Eventually, the other challenging part is to develop the analytical framework: which measures should we use, when, and for what results? Is it relevant to import methods from social network analysis (SNA), should we adjust them, should we start from scratch? I have started studying centrality measures and a few other commonly used methods, and I believe that the importation from SNA is possible and necessary, keeping in mind of course that what we obtain is not a social network, not even a fictitious social network of the society of characters in the story, but a representation of the character-system, i.e. the way the author organised them in the narration.

Two Works (Comparison)

This is the moment when we do not only compare characters’ positions one to another but when we reach a higher level and think about features summarising each network. This is distant reading showing up in character network analysis methods and its future developments. How do we compare two networks? Can we do that visually? (A hint: no.) At this point of the discussion, there are few existing articles dealing with such questions, and I will soon add a small one by presenting a conference paper at Sidney’s DH 2015 conference with the character networks for the twenty novels of Émile Zola’s Les Rougon-Macquart, where I develop/adjust methods to detect cores of protagonists and show that they help differentiate the character networks based on that. The research questions that are to be asked are various, but in my opinion can be brought back to general questions such as the classification of character networks, and in a way of their corresponding novels (tread lightly).

I should not forget to mention that at this level of observation it becomes more than necessary to have an automatic method in order to build the character networks. In my case I use back-of-the-book indexes of characters: it has the advantage of providing a disambiguated table of occurrences but the disadvantage of making scalability nearly impossible (at least with manual indexes).
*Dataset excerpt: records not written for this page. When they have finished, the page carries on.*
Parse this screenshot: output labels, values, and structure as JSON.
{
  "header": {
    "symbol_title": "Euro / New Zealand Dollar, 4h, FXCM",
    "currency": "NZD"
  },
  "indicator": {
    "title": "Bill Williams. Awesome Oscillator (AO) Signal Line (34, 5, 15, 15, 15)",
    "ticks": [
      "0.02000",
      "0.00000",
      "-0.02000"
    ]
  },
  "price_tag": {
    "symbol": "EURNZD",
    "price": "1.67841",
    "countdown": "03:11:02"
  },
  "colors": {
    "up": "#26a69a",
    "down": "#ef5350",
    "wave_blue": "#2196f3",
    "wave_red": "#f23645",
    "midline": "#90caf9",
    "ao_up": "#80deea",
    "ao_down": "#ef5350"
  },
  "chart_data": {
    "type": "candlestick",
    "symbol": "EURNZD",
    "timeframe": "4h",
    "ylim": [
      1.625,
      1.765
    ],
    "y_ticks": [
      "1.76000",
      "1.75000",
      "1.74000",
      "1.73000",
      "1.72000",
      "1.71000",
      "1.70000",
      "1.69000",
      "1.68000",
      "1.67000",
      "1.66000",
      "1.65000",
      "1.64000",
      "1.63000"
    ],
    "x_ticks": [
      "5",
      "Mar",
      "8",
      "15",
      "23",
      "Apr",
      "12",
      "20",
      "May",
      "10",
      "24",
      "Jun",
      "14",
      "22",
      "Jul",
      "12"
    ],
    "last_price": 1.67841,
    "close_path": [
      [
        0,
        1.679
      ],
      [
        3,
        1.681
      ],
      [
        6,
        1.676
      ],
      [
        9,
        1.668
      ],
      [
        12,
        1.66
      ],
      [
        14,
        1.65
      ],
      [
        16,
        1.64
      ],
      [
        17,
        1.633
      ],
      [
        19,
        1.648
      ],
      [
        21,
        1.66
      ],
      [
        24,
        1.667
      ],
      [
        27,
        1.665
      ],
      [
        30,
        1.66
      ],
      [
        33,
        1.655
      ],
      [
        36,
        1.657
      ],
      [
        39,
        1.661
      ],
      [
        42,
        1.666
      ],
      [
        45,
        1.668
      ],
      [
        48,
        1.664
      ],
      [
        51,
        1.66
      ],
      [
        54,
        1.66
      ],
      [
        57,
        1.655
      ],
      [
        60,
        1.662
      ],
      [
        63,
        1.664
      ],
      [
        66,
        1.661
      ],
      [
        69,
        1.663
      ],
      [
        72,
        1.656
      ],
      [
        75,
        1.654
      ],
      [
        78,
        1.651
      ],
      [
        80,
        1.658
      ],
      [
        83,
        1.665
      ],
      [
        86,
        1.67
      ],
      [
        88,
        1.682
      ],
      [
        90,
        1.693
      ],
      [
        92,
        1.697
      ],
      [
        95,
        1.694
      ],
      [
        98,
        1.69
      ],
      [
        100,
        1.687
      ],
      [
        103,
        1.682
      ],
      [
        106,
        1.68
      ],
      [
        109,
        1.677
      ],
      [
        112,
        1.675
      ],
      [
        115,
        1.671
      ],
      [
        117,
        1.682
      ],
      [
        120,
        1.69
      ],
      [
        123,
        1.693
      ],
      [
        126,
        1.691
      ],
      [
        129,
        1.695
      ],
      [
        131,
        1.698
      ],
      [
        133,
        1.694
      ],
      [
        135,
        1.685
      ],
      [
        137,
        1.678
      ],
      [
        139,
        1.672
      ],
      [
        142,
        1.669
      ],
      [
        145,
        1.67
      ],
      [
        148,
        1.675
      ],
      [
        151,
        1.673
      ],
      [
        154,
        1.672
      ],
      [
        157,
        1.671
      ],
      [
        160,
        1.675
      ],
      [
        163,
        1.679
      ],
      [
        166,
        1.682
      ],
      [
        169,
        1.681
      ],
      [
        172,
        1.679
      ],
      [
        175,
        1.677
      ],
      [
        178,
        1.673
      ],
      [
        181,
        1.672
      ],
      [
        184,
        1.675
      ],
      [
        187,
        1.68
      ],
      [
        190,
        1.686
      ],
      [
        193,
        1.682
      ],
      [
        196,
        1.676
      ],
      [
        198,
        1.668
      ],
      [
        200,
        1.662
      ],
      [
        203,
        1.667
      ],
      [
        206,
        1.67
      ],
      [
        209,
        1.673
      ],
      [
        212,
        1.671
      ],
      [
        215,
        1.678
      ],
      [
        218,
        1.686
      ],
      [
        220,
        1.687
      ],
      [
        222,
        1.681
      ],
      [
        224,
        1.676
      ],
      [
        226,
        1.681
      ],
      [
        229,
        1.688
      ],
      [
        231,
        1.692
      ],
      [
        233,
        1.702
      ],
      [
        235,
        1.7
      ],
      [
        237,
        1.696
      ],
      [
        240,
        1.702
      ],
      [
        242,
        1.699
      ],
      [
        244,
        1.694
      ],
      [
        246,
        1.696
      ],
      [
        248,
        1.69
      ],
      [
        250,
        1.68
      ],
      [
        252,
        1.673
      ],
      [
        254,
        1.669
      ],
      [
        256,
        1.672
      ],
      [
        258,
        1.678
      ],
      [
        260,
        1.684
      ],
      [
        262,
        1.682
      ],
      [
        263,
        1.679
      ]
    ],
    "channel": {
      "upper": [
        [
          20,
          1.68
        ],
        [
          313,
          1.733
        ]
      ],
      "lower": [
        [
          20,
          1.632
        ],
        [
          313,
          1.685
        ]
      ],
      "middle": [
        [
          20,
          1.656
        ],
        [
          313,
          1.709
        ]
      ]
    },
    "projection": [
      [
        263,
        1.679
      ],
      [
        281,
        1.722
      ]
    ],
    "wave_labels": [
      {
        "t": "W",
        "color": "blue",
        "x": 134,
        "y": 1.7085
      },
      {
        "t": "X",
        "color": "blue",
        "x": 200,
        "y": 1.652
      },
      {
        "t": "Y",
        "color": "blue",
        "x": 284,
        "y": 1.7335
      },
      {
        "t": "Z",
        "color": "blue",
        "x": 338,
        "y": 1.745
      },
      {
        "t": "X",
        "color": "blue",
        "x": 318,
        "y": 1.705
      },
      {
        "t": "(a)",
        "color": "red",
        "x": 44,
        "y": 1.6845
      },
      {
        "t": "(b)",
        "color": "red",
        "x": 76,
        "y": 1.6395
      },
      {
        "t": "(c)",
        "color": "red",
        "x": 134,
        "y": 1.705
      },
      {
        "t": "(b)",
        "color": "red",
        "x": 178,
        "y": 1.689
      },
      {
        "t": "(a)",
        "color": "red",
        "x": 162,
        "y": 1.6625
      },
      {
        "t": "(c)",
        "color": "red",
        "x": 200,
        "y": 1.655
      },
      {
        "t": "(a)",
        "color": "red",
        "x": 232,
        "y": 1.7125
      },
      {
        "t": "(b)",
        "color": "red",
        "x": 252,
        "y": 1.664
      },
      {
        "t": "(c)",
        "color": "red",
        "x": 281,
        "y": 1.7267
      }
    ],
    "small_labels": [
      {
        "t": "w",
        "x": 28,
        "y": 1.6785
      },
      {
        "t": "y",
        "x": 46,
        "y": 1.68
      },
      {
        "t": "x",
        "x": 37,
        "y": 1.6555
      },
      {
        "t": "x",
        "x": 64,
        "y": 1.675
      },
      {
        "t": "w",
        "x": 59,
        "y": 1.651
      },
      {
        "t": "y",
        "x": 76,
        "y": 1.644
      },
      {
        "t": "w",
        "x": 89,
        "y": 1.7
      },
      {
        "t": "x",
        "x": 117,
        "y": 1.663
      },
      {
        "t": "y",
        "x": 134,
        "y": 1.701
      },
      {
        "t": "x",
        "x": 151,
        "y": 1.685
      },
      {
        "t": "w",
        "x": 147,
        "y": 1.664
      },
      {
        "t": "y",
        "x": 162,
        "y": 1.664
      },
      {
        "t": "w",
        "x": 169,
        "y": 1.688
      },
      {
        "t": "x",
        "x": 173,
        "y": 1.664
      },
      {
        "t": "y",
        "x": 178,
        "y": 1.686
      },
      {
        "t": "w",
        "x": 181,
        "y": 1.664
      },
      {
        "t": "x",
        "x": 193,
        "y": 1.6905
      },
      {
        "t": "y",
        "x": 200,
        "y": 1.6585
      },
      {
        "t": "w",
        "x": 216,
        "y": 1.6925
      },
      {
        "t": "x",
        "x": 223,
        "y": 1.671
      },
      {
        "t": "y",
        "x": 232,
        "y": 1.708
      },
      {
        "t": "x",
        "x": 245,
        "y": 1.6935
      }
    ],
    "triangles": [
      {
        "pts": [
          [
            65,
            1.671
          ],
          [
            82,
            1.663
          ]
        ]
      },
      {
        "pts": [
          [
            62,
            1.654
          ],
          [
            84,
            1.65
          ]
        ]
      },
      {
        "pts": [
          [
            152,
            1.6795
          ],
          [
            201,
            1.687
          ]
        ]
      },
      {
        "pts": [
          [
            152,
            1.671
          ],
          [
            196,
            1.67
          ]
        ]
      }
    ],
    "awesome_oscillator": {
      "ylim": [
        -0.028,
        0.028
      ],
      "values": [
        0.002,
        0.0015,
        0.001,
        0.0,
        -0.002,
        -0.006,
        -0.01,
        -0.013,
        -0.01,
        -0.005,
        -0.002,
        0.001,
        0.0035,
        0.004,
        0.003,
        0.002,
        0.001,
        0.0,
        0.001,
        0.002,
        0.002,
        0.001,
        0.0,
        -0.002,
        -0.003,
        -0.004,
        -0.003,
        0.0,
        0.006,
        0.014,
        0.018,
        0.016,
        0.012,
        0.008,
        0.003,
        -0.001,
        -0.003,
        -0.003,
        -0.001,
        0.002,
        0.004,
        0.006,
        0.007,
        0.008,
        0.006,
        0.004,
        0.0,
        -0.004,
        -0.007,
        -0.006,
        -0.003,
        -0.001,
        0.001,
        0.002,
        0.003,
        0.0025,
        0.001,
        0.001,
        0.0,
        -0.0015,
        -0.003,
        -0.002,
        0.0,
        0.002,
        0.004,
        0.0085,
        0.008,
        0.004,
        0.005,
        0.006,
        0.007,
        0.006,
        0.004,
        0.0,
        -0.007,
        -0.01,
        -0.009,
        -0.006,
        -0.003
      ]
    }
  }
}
Many Many Works (Massiveness)

Yay, this is what we want: all the books! Big data! It will probably arrive soon. This is the distant reading ideal: how does the number of protagonists evolve with time, and across genres and countries? How centralised or distributed are all these characters-systems? Can we build a relevant classification? Then we reach the trial of distant reading itself: can we discover something new about the theory of characters or the history of literature? Can we confirm or contradict assumptions that have been done by University Professors having read only a few tens of thousands novels?

Conclusion

In some cases, the necessary workload to create a framework for the analysis of one work is equivalent to the workload needed to extend it to the analysis of any number of them. Many studies have done the job for one or a few character networks. We are soon going to see appearing character networks for a whole genre or an entire epoch compiled and compared, and maybe one day character networks based on the constructing methods for all the fiction novels ever digitised.

As I feared, I haven’t solved what is a mystery for me. In fact I haven’t tried very hard. Is the “one, two, infinite” rule the distant reading equivalent of the “zero, one, infinite” rule in hard sciences? The same pattern or a sibling one? Does it allow a transfer of methods? Am I right to care about that or just a bit too obsessed by patterns in science? Maybe we should we call it distant reading induction, but I am quite convinced that this is redundant by definition.